For if your parents have managed to make their way to Britain from some distant part of the world, they are probably more than usually determined and capable people. The likelihood is that they value hard work, and getting proper qualifications so that one can rise to the top of some profession. They are, in fact, very good at being British, if by that one means valuing the tradition of liberty in this country, and the relatively fluid class structure which makes it possible to rise very quickly. And Britishness turns out to be such an artificial concept (much more so than being English, Scottish, Welsh or Irish) that one can to a surprising extent make it up as one goes along. Provided one preserves some faint, outward respect for the rule of law, one can be as eccentric as one wishes.
To be British is among other things to have the right, if one chooses to exercise it, to elect members of the House of Commons, or to stand for office oneself. And our political parties are one way in which immigrants become integrated into national life. In recent decades, the Labour Party has been better at doing this than the Conservatives, but that used not to be the case. Benjamin Disraeli, the first and so far only prime minister of Jewish descent, was the grandson of an immigrant, Benjamin Israeli, from Cento, near Ferrara, in the Papal States, who probably came to London (Lucien Wolf suggested after extensive research) from “a humdrum but entirely creditable desire to find the best market for his knowledge of the straw bonnet trade”.
The grandson had grander ideas, and became the only prime minister regularly to receive flowers from his sovereign, Queen Victoria. As he lay dying in the spring of 1881, it was suggested to him that he might like to be visited by her. “No,” he replied, “it is better not. She’d only ask me to take a message to Albert.”
There speaks Disraeli the Briton, the romantic who punctures his romanticism with jokes. And who says nothing comparable could happen now?
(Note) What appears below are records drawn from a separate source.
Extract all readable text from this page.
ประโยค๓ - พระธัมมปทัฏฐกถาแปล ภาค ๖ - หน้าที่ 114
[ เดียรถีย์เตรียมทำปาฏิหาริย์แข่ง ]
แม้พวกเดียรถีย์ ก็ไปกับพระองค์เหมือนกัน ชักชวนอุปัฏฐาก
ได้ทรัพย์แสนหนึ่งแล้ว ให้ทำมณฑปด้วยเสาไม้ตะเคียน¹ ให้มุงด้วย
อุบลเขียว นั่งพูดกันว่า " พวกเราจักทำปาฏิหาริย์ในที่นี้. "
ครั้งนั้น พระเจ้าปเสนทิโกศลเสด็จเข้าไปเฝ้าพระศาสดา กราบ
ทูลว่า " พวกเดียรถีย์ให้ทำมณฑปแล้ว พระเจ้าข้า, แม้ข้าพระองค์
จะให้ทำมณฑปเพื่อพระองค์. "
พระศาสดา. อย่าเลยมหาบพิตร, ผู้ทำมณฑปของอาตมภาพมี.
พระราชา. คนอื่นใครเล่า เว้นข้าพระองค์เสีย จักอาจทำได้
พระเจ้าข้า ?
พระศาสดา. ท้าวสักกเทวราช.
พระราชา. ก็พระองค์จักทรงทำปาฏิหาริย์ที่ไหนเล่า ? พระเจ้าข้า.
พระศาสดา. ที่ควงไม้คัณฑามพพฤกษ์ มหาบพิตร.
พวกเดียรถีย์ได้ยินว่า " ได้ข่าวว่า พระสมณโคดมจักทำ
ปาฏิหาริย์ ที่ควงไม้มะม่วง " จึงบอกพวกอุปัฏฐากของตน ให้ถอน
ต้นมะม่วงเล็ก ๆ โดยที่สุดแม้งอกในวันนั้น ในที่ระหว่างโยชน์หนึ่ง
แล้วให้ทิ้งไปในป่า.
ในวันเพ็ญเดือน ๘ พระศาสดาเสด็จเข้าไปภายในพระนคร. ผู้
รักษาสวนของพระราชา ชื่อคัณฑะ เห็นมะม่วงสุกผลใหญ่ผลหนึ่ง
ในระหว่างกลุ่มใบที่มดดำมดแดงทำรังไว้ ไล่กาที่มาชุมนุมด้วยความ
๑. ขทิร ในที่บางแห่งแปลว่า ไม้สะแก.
In recent days we have seen Sajid Javid, Home Secretary and the son of an immigrant, hastening to Dover from his family holiday at a game lodge in South Africa, in order to tell the world, or the small part of it which is paying any attention, what he proposes to do about the Iranians in the Channel.
Javid’s rivals think he has his eye on the prime ministership, and have told the Sun he has taken to saying “The Saj will sort that out” and “Just you watch what The Sajid is going to do”. If the Home Secretary did indeed use such ridiculous expressions, one guesses he was displaying his British sense of humour.